The term is used to describe a range of symptoms associated with cognitive impairment. Approximately 70,000 people in New Zealand live with a diagnosis of dementia, affecting 1 in 20 people over 65 and 1 in 5 over 80. The number afflicted is expected to increase to 170,000 people by 2050.
And while dementia may not be a topic that is widely discussed among the Pacific community, Anne says it is important for Pacific families and communities who have loved ones with the diagnosis to know that they are not alone.
“If they were given the right information and the understanding of young onset dementia, what’s needed and where to go, whether they would feel less shame but more empowered … and we know what to expect, we know what we’re looking for, we know where to go, whether they could be more open to talking about it.”
A Pacific psychologist who works in the specific area of dementia for Pacific peoples says, another important factor to consider around Pacific peoples and dementia is the lack of diagnosis.
Dr. Etuini Ma’u says while there are some positive steps being made with research and the translation of information about Alzheimer’s and dementia in eight Pacific languages, he says more is needed.

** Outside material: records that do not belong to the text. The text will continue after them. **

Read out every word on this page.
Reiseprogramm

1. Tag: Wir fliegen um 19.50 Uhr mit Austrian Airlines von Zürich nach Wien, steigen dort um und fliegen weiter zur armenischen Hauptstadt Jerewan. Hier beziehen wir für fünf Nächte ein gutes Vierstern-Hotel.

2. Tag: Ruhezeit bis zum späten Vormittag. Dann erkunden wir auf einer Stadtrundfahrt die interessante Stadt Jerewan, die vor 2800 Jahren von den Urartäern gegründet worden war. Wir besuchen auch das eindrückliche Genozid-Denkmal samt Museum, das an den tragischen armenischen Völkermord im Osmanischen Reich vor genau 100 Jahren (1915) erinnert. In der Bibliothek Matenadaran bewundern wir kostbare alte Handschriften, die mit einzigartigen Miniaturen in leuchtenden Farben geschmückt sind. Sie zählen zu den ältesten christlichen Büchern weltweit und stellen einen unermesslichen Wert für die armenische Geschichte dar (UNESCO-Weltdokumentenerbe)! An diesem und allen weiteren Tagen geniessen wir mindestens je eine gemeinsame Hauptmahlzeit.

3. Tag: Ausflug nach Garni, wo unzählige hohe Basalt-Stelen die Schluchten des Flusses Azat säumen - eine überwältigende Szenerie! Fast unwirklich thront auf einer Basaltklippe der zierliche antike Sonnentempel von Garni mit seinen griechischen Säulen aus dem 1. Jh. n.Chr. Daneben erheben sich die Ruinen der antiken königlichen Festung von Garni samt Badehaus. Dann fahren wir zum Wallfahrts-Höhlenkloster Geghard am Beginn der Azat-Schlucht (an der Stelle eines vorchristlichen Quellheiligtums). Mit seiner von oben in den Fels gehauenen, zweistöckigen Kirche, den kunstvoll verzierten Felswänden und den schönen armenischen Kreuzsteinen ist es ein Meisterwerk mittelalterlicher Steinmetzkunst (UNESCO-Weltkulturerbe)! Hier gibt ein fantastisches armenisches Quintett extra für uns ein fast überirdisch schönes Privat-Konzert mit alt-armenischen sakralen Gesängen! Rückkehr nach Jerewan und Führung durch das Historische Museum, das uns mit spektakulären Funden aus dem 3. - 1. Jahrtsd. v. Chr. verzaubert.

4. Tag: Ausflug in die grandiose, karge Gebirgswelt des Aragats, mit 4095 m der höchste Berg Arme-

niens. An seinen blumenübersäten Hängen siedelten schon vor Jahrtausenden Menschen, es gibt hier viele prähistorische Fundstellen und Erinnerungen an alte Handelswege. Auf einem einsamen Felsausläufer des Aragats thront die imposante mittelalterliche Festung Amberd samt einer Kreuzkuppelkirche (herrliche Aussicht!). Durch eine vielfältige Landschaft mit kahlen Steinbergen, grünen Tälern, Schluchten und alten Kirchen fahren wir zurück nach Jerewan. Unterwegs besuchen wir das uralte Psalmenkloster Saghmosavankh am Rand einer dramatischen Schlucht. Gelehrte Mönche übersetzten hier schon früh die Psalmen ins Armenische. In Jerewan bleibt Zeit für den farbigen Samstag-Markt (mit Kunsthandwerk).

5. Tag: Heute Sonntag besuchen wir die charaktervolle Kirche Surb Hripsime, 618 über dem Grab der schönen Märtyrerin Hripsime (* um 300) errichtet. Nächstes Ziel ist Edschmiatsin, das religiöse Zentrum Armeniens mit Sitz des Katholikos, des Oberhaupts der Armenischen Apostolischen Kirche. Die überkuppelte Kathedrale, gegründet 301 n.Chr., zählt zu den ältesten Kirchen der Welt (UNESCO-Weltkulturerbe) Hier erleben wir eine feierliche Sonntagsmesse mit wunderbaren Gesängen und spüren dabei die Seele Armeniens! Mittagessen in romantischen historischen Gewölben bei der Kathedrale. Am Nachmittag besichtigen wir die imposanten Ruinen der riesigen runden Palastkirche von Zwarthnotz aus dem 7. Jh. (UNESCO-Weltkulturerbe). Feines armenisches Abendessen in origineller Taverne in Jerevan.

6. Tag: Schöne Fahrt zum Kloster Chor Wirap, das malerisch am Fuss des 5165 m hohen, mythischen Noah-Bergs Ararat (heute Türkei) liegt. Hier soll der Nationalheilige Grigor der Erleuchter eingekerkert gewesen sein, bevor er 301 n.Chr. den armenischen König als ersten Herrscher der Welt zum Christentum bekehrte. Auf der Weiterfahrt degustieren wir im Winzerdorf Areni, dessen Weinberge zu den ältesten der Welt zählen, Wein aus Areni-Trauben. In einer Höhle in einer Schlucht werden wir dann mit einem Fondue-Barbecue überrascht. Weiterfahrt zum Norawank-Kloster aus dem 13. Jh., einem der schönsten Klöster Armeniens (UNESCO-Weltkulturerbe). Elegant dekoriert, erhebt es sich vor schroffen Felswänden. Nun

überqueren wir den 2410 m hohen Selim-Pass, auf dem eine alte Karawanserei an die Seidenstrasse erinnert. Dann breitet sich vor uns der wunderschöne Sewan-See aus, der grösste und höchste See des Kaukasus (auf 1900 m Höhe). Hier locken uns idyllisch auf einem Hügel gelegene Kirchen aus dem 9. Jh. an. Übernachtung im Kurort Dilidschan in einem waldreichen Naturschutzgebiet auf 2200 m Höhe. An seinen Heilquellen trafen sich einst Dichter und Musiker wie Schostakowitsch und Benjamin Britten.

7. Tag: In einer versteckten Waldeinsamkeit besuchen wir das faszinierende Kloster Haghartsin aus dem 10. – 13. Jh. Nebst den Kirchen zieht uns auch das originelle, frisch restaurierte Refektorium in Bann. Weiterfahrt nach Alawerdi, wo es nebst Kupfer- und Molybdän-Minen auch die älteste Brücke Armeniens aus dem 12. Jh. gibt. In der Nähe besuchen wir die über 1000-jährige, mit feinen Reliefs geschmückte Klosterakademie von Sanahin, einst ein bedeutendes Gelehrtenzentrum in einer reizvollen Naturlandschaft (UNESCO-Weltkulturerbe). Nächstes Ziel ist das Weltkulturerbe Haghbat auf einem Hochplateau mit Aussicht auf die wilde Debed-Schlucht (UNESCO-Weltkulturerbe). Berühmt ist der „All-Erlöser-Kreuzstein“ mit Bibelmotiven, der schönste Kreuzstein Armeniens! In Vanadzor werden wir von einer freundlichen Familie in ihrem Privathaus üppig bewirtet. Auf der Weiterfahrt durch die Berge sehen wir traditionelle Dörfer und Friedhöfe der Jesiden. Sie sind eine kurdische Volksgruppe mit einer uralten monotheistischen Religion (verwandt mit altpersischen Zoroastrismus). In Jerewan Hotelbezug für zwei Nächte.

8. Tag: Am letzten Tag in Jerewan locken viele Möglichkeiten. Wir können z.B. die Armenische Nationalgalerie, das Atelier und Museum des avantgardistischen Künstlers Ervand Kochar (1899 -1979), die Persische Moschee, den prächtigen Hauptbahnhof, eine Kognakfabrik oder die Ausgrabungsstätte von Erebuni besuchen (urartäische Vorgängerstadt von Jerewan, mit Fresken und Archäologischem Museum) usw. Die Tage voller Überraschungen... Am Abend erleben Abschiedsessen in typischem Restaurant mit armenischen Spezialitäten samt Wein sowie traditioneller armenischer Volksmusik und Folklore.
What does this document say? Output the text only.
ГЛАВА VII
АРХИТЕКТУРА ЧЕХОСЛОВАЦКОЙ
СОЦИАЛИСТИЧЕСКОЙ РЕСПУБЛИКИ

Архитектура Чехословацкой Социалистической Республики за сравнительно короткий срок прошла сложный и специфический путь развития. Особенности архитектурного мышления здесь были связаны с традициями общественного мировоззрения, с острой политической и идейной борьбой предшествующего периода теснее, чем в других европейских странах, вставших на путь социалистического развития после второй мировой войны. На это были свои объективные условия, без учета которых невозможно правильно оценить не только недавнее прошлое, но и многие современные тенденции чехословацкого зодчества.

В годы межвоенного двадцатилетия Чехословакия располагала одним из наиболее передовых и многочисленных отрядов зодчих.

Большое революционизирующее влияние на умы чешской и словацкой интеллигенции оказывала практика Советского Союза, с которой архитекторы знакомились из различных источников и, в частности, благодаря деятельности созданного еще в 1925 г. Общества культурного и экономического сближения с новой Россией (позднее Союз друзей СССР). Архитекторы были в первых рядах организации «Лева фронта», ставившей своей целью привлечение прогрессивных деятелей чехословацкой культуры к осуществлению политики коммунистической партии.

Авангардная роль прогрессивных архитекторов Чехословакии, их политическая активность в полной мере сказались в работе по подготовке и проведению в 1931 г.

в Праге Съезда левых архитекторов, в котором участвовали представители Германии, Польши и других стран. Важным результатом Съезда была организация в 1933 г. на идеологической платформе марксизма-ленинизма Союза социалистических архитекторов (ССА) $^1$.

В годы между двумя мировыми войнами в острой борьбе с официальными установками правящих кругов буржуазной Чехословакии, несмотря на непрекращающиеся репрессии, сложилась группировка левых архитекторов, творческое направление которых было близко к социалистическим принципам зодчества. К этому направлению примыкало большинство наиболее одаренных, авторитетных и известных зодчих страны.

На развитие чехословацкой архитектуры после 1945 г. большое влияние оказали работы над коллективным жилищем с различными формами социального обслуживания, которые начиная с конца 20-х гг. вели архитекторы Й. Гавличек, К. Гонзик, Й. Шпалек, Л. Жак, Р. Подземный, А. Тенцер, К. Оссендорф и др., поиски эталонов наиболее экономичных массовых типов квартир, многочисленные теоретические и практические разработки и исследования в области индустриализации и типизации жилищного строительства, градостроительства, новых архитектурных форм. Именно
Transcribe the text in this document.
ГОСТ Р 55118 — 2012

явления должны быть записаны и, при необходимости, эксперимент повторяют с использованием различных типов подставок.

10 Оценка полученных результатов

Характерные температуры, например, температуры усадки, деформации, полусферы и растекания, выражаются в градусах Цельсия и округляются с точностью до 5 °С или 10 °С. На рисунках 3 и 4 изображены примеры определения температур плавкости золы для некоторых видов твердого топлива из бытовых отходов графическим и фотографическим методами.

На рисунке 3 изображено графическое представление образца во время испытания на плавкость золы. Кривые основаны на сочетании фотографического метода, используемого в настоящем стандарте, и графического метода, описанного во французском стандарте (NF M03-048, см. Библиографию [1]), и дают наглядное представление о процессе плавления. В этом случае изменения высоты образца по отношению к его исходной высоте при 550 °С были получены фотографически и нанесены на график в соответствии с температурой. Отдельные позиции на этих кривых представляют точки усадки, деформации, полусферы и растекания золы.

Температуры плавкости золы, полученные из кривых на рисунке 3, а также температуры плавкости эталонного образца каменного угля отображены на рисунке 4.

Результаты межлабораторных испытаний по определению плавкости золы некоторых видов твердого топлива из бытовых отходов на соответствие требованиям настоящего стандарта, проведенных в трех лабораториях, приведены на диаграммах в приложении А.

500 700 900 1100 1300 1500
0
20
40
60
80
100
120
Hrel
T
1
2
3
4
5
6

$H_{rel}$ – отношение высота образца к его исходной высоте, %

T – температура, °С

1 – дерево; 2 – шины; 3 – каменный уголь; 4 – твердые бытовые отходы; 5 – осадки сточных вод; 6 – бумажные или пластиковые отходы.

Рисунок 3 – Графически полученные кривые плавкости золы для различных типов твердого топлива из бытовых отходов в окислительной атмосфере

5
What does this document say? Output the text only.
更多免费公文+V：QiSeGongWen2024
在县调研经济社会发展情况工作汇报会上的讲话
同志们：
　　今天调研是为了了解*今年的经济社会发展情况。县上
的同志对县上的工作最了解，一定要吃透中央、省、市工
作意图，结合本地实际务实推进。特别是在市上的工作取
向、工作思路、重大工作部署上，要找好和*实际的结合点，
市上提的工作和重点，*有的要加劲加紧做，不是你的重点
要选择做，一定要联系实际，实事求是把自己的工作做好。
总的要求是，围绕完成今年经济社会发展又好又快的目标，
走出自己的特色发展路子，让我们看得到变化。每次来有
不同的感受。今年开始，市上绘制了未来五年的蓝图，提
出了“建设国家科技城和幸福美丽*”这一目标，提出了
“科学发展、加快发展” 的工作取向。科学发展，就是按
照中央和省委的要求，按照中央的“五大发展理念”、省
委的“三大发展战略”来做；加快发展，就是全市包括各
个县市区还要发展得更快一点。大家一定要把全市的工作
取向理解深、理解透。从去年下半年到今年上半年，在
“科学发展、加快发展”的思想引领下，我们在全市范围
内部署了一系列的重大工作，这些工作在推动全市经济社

“A lot of that research, and I’m part of that research, assumes that Pacific people are actually getting a diagnosis in the first place…and on top of that, we have things like the massive issues around stigma in our Pacific community, particularly when it comes to mental health, and dementia is no different,” Dr. Ma’u says.
He adds that we also need to focus on dementia prevention.
“We’ve shown that over half of dementia in Pacific people in New Zealand is potentially preventable if we can target things like heart health. So, you know, the classics; smoking, diabetes, obesity, exercise.
“So my take home message is, healthy heart, healthy mind, active body, active mind.”
As part of Budget 2022, funding was allocated to Te Whatu Ora dementia initiatives. The Aotearoa Tongan Health Workers Association was one of five organisations chosen to deliver a programme called māngalo (a Tongan term to describe the journey of a person living with dementia) that will be offered across the Auckland region that includes post diagnostic support, navigation and awareness raising for Tongan and Pacific People living with māngalo, dementia, their families and carers.
For Innes, Anne and the extended family, they continue to encourage more awareness and discussion around YOD. Anne would like to see initiatives like the living well programs developed throughout Auckland and the country.
“Purpose is important. They need to have purpose in their own life as well. Even if you are doing the very best for your person who has dementia and giving them all the care and catering for every need, it’s not enough.” she says.
“They need to be able to interact with the world and have opportunity and new things and speak to different people just like normal people.”
Anne says for Innes, it’s about living his best life!